Much of his essay is an exploration of the all-volunteer military and just war theory and how the two interplay. Then, he posits that it would be in our best interests as a nation to allow for selective conscientious objection.

I furrowed my brow at that, thinking, we already had a means to exit the service through conscientious objection. I remembered from my enlisted time the stories of soldiers deserting and fleeing to Canada shortly after the Iraq War began and the groups that sprouted aiming to assist soldiers get out of the military as conscientious objectors.

I thought that it would be a pretty glaring error to publish something in the Boston Review without checking first, so I dug into Army Regulation 600-43 (Conscientious Objection) to find out more.

Interestingly, I found that one cannot attain status as a conscientious objector “based on objection to a certain war” (para 1-5, no. 4). That is, if an individual soldier thinks a certain war is unjust or whatever, that is not criteria to attain status as a conscientious objector and either be moved into a non-combatant role or discharged from the military altogether.
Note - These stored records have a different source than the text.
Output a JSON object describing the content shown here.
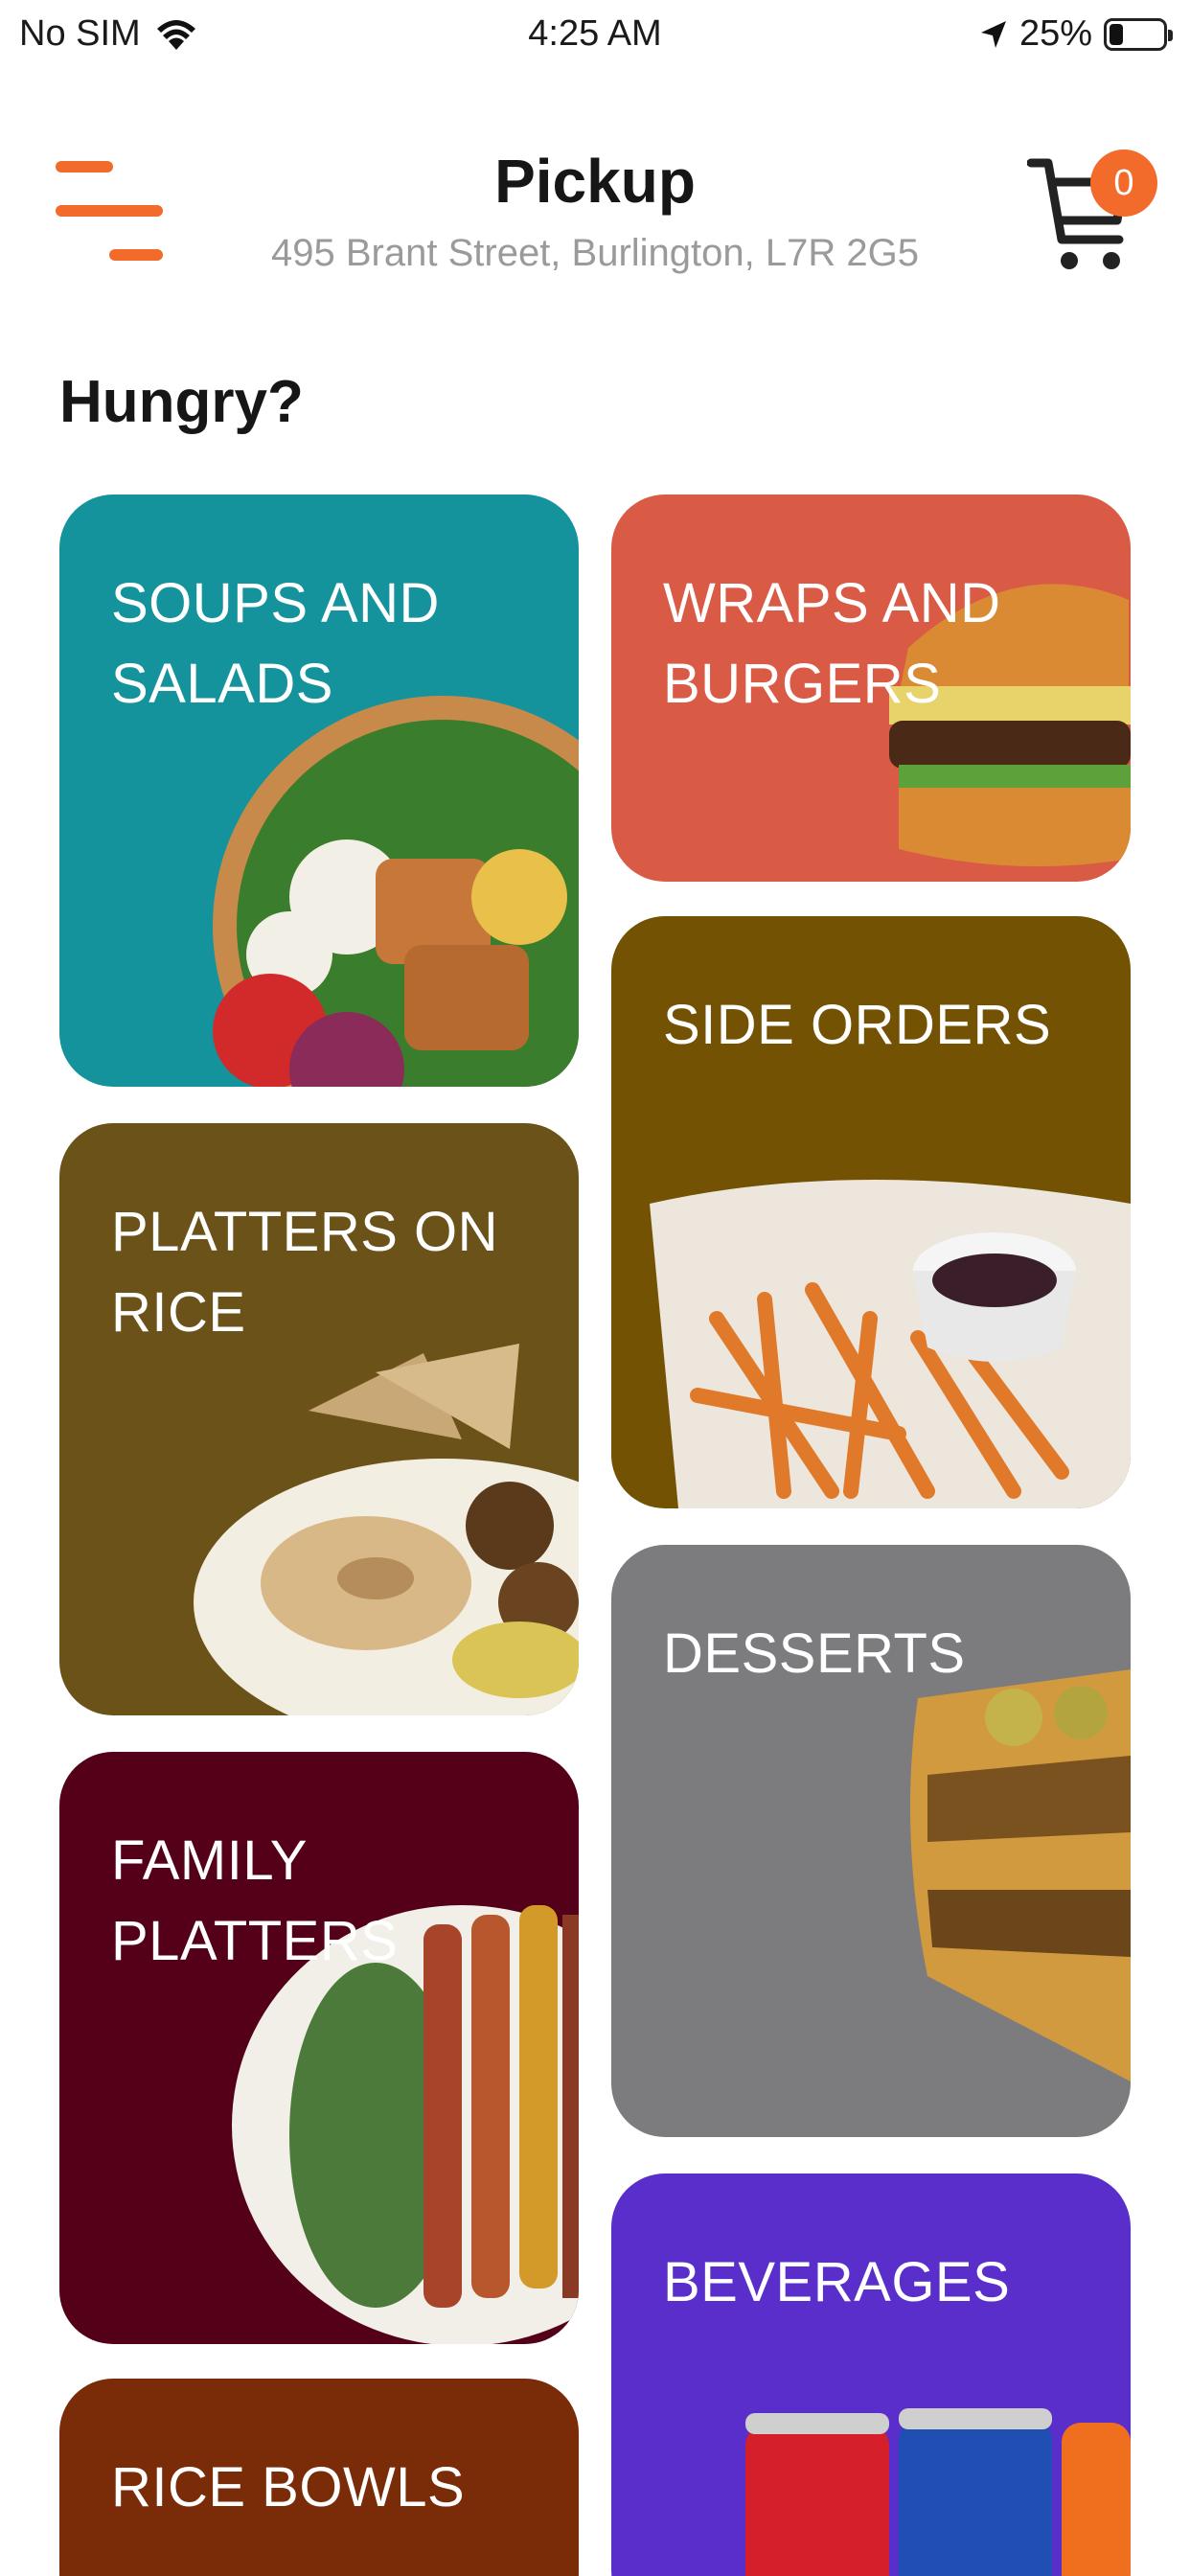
{
  "status_bar": {
    "carrier": "No SIM",
    "time": "4:25 AM",
    "battery_percent": "25%",
    "battery_level": 0.25,
    "icons": [
      "wifi-icon",
      "location-arrow-icon",
      "battery-icon"
    ]
  },
  "header": {
    "title": "Pickup",
    "address": "495 Brant Street, Burlington, L7R 2G5",
    "cart_count": "0",
    "icons": [
      "menu-icon",
      "cart-icon"
    ]
  },
  "section_title": "Hungry?",
  "categories": [
    {
      "label": "SOUPS AND SALADS",
      "color": "#15939c"
    },
    {
      "label": "WRAPS AND BURGERS",
      "color": "#d95b45"
    },
    {
      "label": "SIDE ORDERS",
      "color": "#735203"
    },
    {
      "label": "PLATTERS ON RICE",
      "color": "#6b5218"
    },
    {
      "label": "DESSERTS",
      "color": "#7c7b7d"
    },
    {
      "label": "FAMILY PLATTERS",
      "color": "#530018"
    },
    {
      "label": "BEVERAGES",
      "color": "#5a2ecb"
    },
    {
      "label": "RICE BOWLS",
      "color": "#7a2b08"
    }
  ],
  "colors": {
    "accent": "#f26b2b"
  }
}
Being a soldier is hard. It’s especially hard when faced with ambiguous situations (which is why I compare war to the game Mass Effect, not Call of Duty). It’s been shown time and time again that “I was just following orders” is not a defense for illegal or immoral behavior on the battlefield. Individuals are charged – rightly or wrongly – with processing orders from superiors through filters of appropriateness before acting. In the grander scheme of things, a soldier has to decide whether he can live with himself after taking this or that action. That is hard. Soldiering is hard.

All that said, it’s often not that hard to know whether a given action is right or wrong. Usually, just asking the question “is this the right answer?” is enough to know what to do.

Back to Professor McMahan: his charge is that individual soldiers should have a way out of specific conflicts, which the current regulation prohibits. Ethically, that seems to make sense. How can we ask an individual who has voluntarily put his faith into “the system” to go to war in a conflict that he or she sees as unjust or immoral?

There are pitfalls here, which McMahan concedes. One being the test of sincerity. How do you know that one is really opposed to a specific conflict and not just trying to avoid going to war, especially if that war is particularly gruesome?

It’s tough being a soldier. And without writing a long thesis on it, I’ve personally found solace through “believing in the system” as cold and distant as it can seem. If you fundamentally believe in the American project, then carrying out its orders doesn’t come with great difficulty.

The individual always reserves the final vote, however – the ultimate veto. And in the end, each of us – as individuals – has to be prepared to answer for our actions. “I was just following orders” will not work on the front page of the newspaper or the trial of our gods.